Инён прыскает, поднимая на него взгляд, но отзеркаливает усмешку, хотя и борется с никуда не девшимся смущением, накрывающим её из раза в раз. Она некстати вспоминает о том, что Чонгук сделал в первую очередь, едва только увидел её в комнате, и смотрит на руку, которую он прячет в кармане пальто.

— Ты точно в порядке?

— В полной боевой готовности, — хмыкает он, — если ты понимаешь, о чём я.

— Что с твоей рукой? — Инён касается его правого локтя, и Чонгук тут же напрягается, подтверждая все догадки. — Прекрати ломать комедию. Если тебе нужна помощь, я её окажу. И даже не спрошу ничего лишнего.

— Я в порядке, — тихо, но как-то удивительно угрожающе говорит парень, отодвигая её в сторону и направляясь в сторону ванной комнаты. — Дай мне пять минут, буду как новенький.

Инён хмурится, смотря на захлопнувшуюся за спиной Чонгука дверь, и не может отделаться от ощущения, что что-то между ними не так. Совсем иначе, чем было ещё этим утром. И даже не похоже на ту недосказанность, что повисает между ними, когда они мирятся после глупой ссоры. Сейчас всё по-другому, и Инён не уверена, что до конца понимает, с чем это связано. Она не уверена даже, что вообще всё до конца понимает.

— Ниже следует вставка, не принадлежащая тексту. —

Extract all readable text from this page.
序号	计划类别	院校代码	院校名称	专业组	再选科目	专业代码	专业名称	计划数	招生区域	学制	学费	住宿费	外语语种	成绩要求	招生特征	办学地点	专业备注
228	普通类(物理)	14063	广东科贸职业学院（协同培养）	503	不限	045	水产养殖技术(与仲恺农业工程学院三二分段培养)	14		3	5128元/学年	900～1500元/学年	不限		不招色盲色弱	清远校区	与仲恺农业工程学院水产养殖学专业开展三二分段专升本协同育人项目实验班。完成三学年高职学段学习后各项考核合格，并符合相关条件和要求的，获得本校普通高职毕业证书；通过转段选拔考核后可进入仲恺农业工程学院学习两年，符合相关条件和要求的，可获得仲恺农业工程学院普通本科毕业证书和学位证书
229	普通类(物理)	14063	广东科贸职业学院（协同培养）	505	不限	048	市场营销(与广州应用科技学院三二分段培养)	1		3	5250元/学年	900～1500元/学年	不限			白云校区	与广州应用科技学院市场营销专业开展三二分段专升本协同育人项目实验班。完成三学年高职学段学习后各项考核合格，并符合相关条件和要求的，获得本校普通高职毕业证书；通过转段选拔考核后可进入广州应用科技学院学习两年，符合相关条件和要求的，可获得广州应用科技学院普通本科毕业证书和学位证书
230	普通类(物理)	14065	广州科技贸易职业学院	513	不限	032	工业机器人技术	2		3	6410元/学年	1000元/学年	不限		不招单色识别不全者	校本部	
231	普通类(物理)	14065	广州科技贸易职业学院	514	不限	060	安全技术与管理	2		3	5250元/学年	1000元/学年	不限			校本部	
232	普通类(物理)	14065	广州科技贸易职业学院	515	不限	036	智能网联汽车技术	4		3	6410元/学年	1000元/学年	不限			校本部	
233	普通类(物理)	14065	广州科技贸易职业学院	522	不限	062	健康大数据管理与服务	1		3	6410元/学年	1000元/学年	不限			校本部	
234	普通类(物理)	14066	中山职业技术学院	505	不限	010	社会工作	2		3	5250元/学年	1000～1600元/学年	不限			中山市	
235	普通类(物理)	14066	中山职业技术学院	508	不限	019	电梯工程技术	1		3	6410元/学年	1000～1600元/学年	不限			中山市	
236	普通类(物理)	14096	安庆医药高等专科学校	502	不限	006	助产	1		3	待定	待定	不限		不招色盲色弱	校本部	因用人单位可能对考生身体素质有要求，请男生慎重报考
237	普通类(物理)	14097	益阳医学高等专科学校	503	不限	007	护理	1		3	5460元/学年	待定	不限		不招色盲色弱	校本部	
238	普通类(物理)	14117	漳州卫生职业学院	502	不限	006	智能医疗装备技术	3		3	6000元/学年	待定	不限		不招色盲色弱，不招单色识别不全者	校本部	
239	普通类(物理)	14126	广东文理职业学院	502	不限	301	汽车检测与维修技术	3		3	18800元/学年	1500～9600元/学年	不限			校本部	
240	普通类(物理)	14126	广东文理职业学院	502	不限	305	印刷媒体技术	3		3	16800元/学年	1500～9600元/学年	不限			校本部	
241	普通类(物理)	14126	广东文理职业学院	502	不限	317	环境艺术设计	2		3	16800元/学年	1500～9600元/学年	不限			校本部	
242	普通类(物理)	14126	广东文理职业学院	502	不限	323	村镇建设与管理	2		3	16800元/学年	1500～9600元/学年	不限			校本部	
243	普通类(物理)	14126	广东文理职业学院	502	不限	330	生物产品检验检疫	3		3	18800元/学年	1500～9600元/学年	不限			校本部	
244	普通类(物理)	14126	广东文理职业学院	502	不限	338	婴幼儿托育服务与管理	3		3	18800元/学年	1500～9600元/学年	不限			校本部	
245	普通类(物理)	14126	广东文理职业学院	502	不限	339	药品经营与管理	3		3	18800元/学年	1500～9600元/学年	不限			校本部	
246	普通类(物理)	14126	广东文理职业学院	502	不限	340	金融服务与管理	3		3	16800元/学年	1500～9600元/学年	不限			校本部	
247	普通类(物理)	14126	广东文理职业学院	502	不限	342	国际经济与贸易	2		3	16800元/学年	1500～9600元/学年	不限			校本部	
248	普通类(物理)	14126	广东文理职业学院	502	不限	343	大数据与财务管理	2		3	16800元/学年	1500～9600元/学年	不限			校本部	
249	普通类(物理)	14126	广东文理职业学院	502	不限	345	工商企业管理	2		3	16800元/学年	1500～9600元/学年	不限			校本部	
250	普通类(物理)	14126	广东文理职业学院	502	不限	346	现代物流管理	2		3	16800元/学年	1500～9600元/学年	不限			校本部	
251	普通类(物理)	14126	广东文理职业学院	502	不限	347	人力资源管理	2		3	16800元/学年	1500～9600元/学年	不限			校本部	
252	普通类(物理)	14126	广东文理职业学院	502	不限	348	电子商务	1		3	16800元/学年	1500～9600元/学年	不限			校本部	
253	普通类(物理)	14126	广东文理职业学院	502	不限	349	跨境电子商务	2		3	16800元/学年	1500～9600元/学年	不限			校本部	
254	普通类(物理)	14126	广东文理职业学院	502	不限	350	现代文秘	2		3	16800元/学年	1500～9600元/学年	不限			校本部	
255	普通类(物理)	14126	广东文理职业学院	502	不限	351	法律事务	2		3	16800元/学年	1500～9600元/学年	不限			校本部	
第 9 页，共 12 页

Чонгук, как и обещал, возвращается в комнату почти ровно через пять минут и смеётся — правда, с какой-то натяжкой — над тем, как Инён внимательно осматривает со всех сторон его правую руку, ища и не находя никаких повреждений. Девушка искренне недоумевает, в чём тогда была сложность и проблема, но выкидывает это из головы, едва только губы Чонгука находят её собственные, а его тело приятной тяжестью придавливает её к кровати. Но даже здесь всё кажется как-то иначе — Чонгук будто бы напряжён до предела, словно бы всеми мыслями находится где-то далеко отсюда, и Инён разрывает поцелуй, настороженно глядя на парня. Она только теперь, на расстоянии десятка сантиметров, замечает на его лице крошечные, почти незаметные ссадины, о природе которых затрудняется даже предположить.

— Подожди, — бросает Инён коротко, легко отталкивая парня от себя, и подрывается с кровати.

Она быстрыми шагами достигает ванны, слышит за спиной странное шипение и пару отборных ругательств, но, не воспринимая их всерьёз, распахивает нужную дверь, думая лишь о том, что каждая ссадина нуждается во внимании и обеззараживании.